Magnesium deficiency, which is often seen with a Western diet, has been found to be related to poor glycaemic control and impairment of insulin secretion. Insulin resistance in return can interfere with the uptake of Magnesium by the cells, thus creating a vicious circle. Food sources of Magnesium include green leafy vegetables, wholegrains and nuts. High dietary intake as well as supplementation have improved metabolic function in diabetes and metabolic syndrome patients.
How your body process carbohydrates plays an important role in your general health and wellbeing. Your genetic makeup can affect how your body processes carbohydrates and there is often a hereditary component to diabetes. The AMY1 gene is a gene that produces the enzyme amylase – an enzyme found in saliva that begins the digestion of carbohydrates found in grains, legumes, nuts and seeds. Some of us don’t produce enough amylase to break down our carbohydrates. Genetic testing of the AMY1 gene copy number variation indicates your genetic predisposition for starch metabolism and with this new information adjusting your dietary carbohydrate intake can make a big difference in better managing your blood sugar levels and minimising the risk of developing diabetes. Testing the AMY1 gene can improve the management of diabetes, glucose intolerance, insulin resistance, difficult weight loss and dental tooth decay.
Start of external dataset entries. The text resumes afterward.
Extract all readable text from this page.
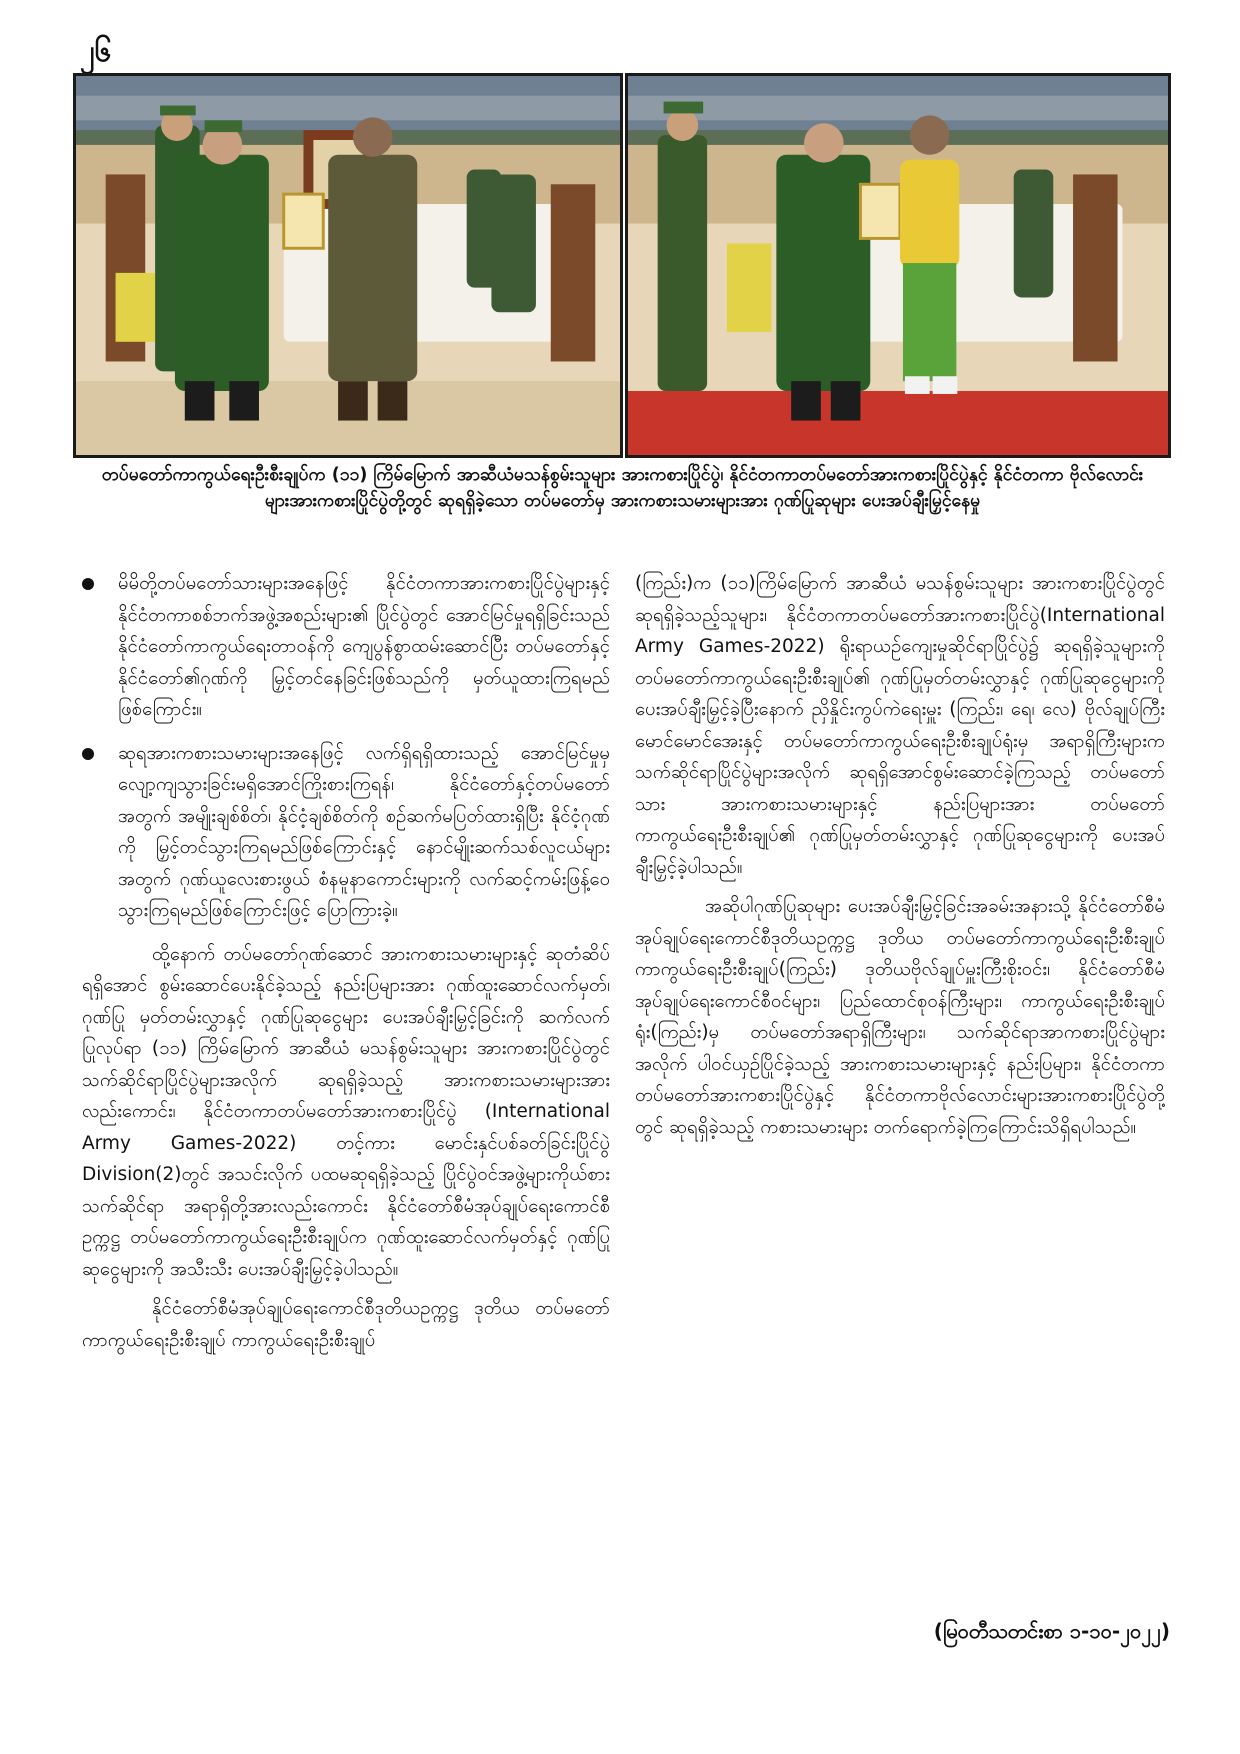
၂၆
တပ်မတော်ကာကွယ်ရေးဦးစီးချုပ်က (၁၁) ကြိမ်မြောက် အာဆီယံမသန်စွမ်းသူများ အားကစားပြိုင်ပွဲ၊ နိုင်ငံတကာတပ်မတော်အားကစားပြိုင်ပွဲနှင့် နိုင်ငံတကာ ဗိုလ်လောင်းများအားကစားပြိုင်ပွဲတို့တွင် ဆုရရှိခဲ့သော တပ်မတော်မှ အားကစားသမားများအား ဂုဏ်ပြုဆုများ ပေးအပ်ချီးမြှင့်နေမှု

မိမိတို့တပ်မတော်သားများအနေဖြင့် နိုင်ငံတကာအားကစားပြိုင်ပွဲများနှင့် နိုင်ငံတကာစစ်ဘက်အဖွဲ့အစည်းများ၏ ပြိုင်ပွဲတွင် အောင်မြင်မှုရရှိခြင်းသည် နိုင်ငံတော်ကာကွယ်ရေးတာဝန်ကို ကျေပွန်စွာထမ်းဆောင်ပြီး တပ်မတော်နှင့် နိုင်ငံတော်၏ဂုဏ်ကို မြှင့်တင်နေခြင်းဖြစ်သည်ကို မှတ်ယူထားကြရမည်ဖြစ်ကြောင်း။

ဆုရအားကစားသမားများအနေဖြင့် လက်ရှိရရှိထားသည့် အောင်မြင်မှုမှ လျော့ကျသွားခြင်းမရှိအောင်ကြိုးစားကြရန်၊ နိုင်ငံတော်နှင့်တပ်မတော်အတွက် အမျိုးချစ်စိတ်၊ နိုင်ငံ့ချစ်စိတ်ကို စဉ်ဆက်မပြတ်ထားရှိပြီး နိုင်ငံ့ဂုဏ်ကို မြှင့်တင်သွားကြရမည်ဖြစ်ကြောင်းနှင့် နောင်မျိုးဆက်သစ်လူငယ်များအတွက် ဂုဏ်ယူလေးစားဖွယ် စံနမူနာကောင်းများကို လက်ဆင့်ကမ်းဖြန့်ဝေသွားကြရမည်ဖြစ်ကြောင်းဖြင့် ပြောကြားခဲ့။

ထို့နောက် တပ်မတော်ဂုဏ်ဆောင် အားကစားသမားများနှင့် ဆုတံဆိပ်ရရှိအောင် စွမ်းဆောင်ပေးနိုင်ခဲ့သည့် နည်းပြများအား ဂုဏ်ထူးဆောင်လက်မှတ်၊ ဂုဏ်ပြု မှတ်တမ်းလွှာနှင့် ဂုဏ်ပြုဆုငွေများ ပေးအပ်ချီးမြှင့်ခြင်းကို ဆက်လက်ပြုလုပ်ရာ (၁၁) ကြိမ်မြောက် အာဆီယံ မသန်စွမ်းသူများ အားကစားပြိုင်ပွဲတွင် သက်ဆိုင်ရာပြိုင်ပွဲများအလိုက် ဆုရရှိခဲ့သည့် အားကစားသမားများအားလည်းကောင်း၊ နိုင်ငံတကာတပ်မတော်အားကစားပြိုင်ပွဲ (International Army Games-2022) တင့်ကား မောင်းနှင်ပစ်ခတ်ခြင်းပြိုင်ပွဲ Division(2)တွင် အသင်းလိုက် ပထမဆုရရှိခဲ့သည့် ပြိုင်ပွဲဝင်အဖွဲ့များကိုယ်စား သက်ဆိုင်ရာ အရာရှိတို့အားလည်းကောင်း နိုင်ငံတော်စီမံအုပ်ချုပ်ရေးကောင်စီဥက္ကဋ္ဌ တပ်မတော်ကာကွယ်ရေးဦးစီးချုပ်က ဂုဏ်ထူးဆောင်လက်မှတ်နှင့် ဂုဏ်ပြုဆုငွေများကို အသီးသီး ပေးအပ်ချီးမြှင့်ခဲ့ပါသည်။

နိုင်ငံတော်စီမံအုပ်ချုပ်ရေးကောင်စီဒုတိယဥက္ကဋ္ဌ ဒုတိယ တပ်မတော်ကာကွယ်ရေးဦးစီးချုပ် ကာကွယ်ရေးဦးစီးချုပ်

(ကြည်း)က (၁၁)ကြိမ်မြောက် အာဆီယံ မသန်စွမ်းသူများ အားကစားပြိုင်ပွဲတွင် ဆုရရှိခဲ့သည့်သူများ၊ နိုင်ငံတကာတပ်မတော်အားကစားပြိုင်ပွဲ(International Army Games-2022) ရိုးရာယဉ်ကျေးမှုဆိုင်ရာပြိုင်ပွဲ၌ ဆုရရှိခဲ့သူများကို တပ်မတော်ကာကွယ်ရေးဦးစီးချုပ်၏ ဂုဏ်ပြုမှတ်တမ်းလွှာနှင့် ဂုဏ်ပြုဆုငွေများကို ပေးအပ်ချီးမြှင့်ခဲ့ပြီးနောက် ညှိနှိုင်းကွပ်ကဲရေးမှူး (ကြည်း၊ ရေ၊ လေ) ဗိုလ်ချုပ်ကြီးမောင်မောင်အေးနှင့် တပ်မတော်ကာကွယ်ရေးဦးစီးချုပ်ရုံးမှ အရာရှိကြီးများက သက်ဆိုင်ရာပြိုင်ပွဲများအလိုက် ဆုရရှိအောင်စွမ်းဆောင်ခဲ့ကြသည့် တပ်မတော်သား အားကစားသမားများနှင့် နည်းပြများအား တပ်မတော်ကာကွယ်ရေးဦးစီးချုပ်၏ ဂုဏ်ပြုမှတ်တမ်းလွှာနှင့် ဂုဏ်ပြုဆုငွေများကို ပေးအပ်ချီးမြှင့်ခဲ့ပါသည်။

အဆိုပါဂုဏ်ပြုဆုများ ပေးအပ်ချီးမြှင့်ခြင်းအခမ်းအနားသို့ နိုင်ငံတော်စီမံအုပ်ချုပ်ရေးကောင်စီဒုတိယဥက္ကဋ္ဌ ဒုတိယ တပ်မတော်ကာကွယ်ရေးဦးစီးချုပ် ကာကွယ်ရေးဦးစီးချုပ်(ကြည်း) ဒုတိယဗိုလ်ချုပ်မှူးကြီးစိုးဝင်း၊ နိုင်ငံတော်စီမံအုပ်ချုပ်ရေးကောင်စီဝင်များ၊ ပြည်ထောင်စုဝန်ကြီးများ၊ ကာကွယ်ရေးဦးစီးချုပ်ရုံး(ကြည်း)မှ တပ်မတော်အရာရှိကြီးများ၊ သက်ဆိုင်ရာအာကစားပြိုင်ပွဲများအလိုက် ပါဝင်ယှဉ်ပြိုင်ခဲ့သည့် အားကစားသမားများနှင့် နည်းပြများ၊ နိုင်ငံတကာတပ်မတော်အားကစားပြိုင်ပွဲနှင့် နိုင်ငံတကာဗိုလ်လောင်းများအားကစားပြိုင်ပွဲတို့တွင် ဆုရရှိခဲ့သည့် ကစားသမားများ တက်ရောက်ခဲ့ကြကြောင်းသိရှိရပါသည်။

(မြဝတီသတင်းစာ ၁-၁၀-၂၀၂၂)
Superfood Bircher Muesli Recipe
Bircher will last for 4 days in the fridge so its handy if you need to be organised for the week. The hero of this breakfast is the humble prune. Not only does it have as many antioxidants as goji berries but it’s also an awesome intestinal broom. Try this Superfood Bircher Muesli as a great high fibre way to start your day.
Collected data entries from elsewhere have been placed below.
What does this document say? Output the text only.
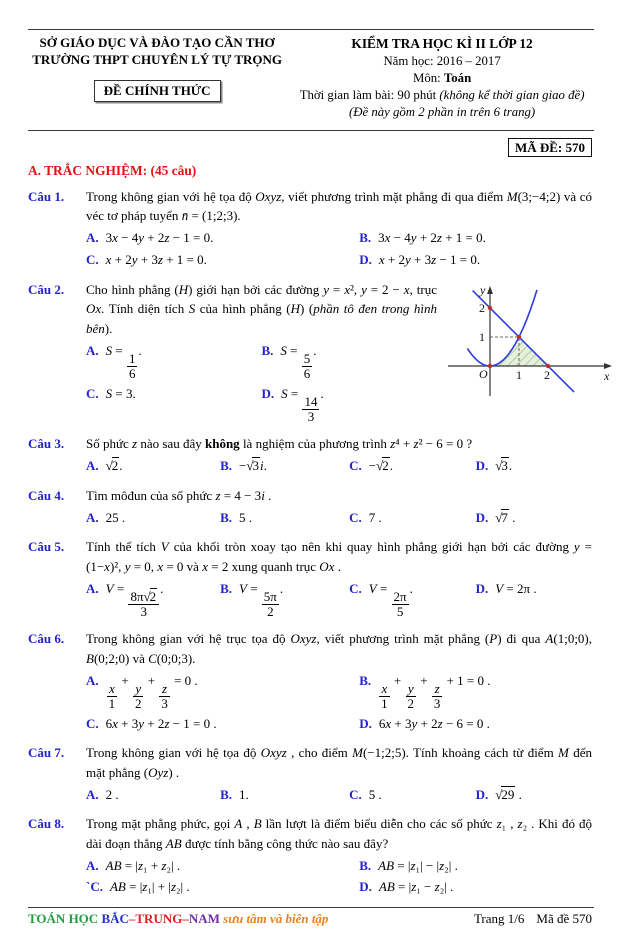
SỞ GIÁO DỤC VÀ ĐÀO TẠO CẦN THƠ
TRƯỜNG THPT CHUYÊN LÝ TỰ TRỌNG
ĐỀ CHÍNH THỨC
KIỂM TRA HỌC KÌ II LỚP 12
Năm học: 2016 – 2017
Môn: Toán
Thời gian làm bài: 90 phút (không kể thời gian giao đề)
(Đề này gồm 2 phần in trên 6 trang)
MÃ ĐỀ: 570
A. TRẮC NGHIỆM: (45 câu)
Câu 1.	Trong không gian với hệ tọa độ Oxyz, viết phương trình mặt phẳng đi qua điểm M(3;−4;2) và có véc tơ pháp tuyến n̄ = (1;2;3).
A. 3x − 4y + 2z − 1 = 0.	B. 3x − 4y + 2z + 1 = 0.
C. x + 2y + 3z + 1 = 0.	D. x + 2y + 3z − 1 = 0.
Câu 2.	Cho hình phẳng (H) giới hạn bởi các đường y = x², y = 2 − x, trục Ox. Tính diện tích S của hình phẳng (H) (phần tô đen trong hình bên).
A. S =
$\frac{1}{6}$
.	B. S =
$\frac{5}{6}$
.
C. S = 3.	D. S =
$\frac{14}{3}$
.
y
x
O 1 2
1
2
Câu 3.	Số phức z nào sau đây không là nghiệm của phương trình z⁴ + z² − 6 = 0 ?
A. √2.	B. −√3i.	C. −√2.	D. √3.
Câu 4.	Tìm môđun của số phức z = 4 − 3i .
A. 25 .	B. 5 .	C. 7 .	D. √7 .
Câu 5.	Tính thể tích V của khối tròn xoay tạo nên khi quay hình phẳng giới hạn bởi các đường y = (1−x)², y = 0, x = 0 và x = 2 xung quanh trục Ox .
A. V =
$\frac{8\pi√2}{3}$
.	B. V =
$\frac{5\pi}{2}$
.	C. V =
$\frac{2\pi}{5}$
.	D. V = 2π .
Câu 6.	Trong không gian với hệ trục tọa độ Oxyz, viết phương trình mặt phẳng (P) đi qua A(1;0;0), B(0;2;0) và C(0;0;3).
A.
$\frac{x}{1}$
+
$\frac{y}{2}$
+
$\frac{z}{3}$
= 0 .	B.
$\frac{x}{1}$
+
$\frac{y}{2}$
+
$\frac{z}{3}$
+ 1 = 0 .
C. 6x + 3y + 2z − 1 = 0 .	D. 6x + 3y + 2z − 6 = 0 .
Câu 7.	Trong không gian với hệ tọa độ Oxyz , cho điểm M(−1;2;5). Tính khoảng cách từ điểm M đến mặt phẳng (Oyz) .
A. 2 .	B. 1.	C. 5 .	D. √29 .
Câu 8.	Trong mặt phẳng phức, gọi A , B lần lượt là điểm biểu diễn cho các số phức z₁ , z₂ . Khi đó độ dài đoạn thẳng AB được tính bằng công thức nào sau đây?
A. AB = |z₁ + z₂| .	B. AB = |z₁| − |z₂| .
`C. AB = |z₁| + |z₂| .	D. AB = |z₁ − z₂| .
TOÁN HỌC BẮC–TRUNG–NAM sưu tầm và biên tập	Trang 1/6 Mã đề 570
- 125g (1 cup) rolled oats (or quinoa flakes for a gluten free bircher)
- 40g (1/4 cup) almonds – crushed or slithered if you prefer
- 30g (1/4 cup) sunflower seeds
- 40g (1/4 cup) chia seeds
- 15g (1/4 cup) shredded coconut
- 45g (1/4 cup) chopped and pitted dried prunes
- ½ teaspoon ground cinnamon
- ¼ teaspoon ground all spice
- 1.25 litres (5 cups) almond milk, coconut milk or water
- 1 granny smith apple, grated (skin and all)
- 4-6 prunes chopped
- 6 heaped tablespoons of your favourite full-cream or coconut yoghurt
Pop all of the dry ingredients in a bowl and combine. It’s going to look like a regular muesli mix at this stage. Add your spices, liquid (milk or water) prunes and grated apple and place in the fridge overnight to soak. In the morning fold through some yoghurt and top with some fresh berries.
NOTE: Soaking the seeds overnight increases digestibility and the addition of the grated apple adds pectin which is a great source of prebiotic fibre and has cholesterol lowering abilities.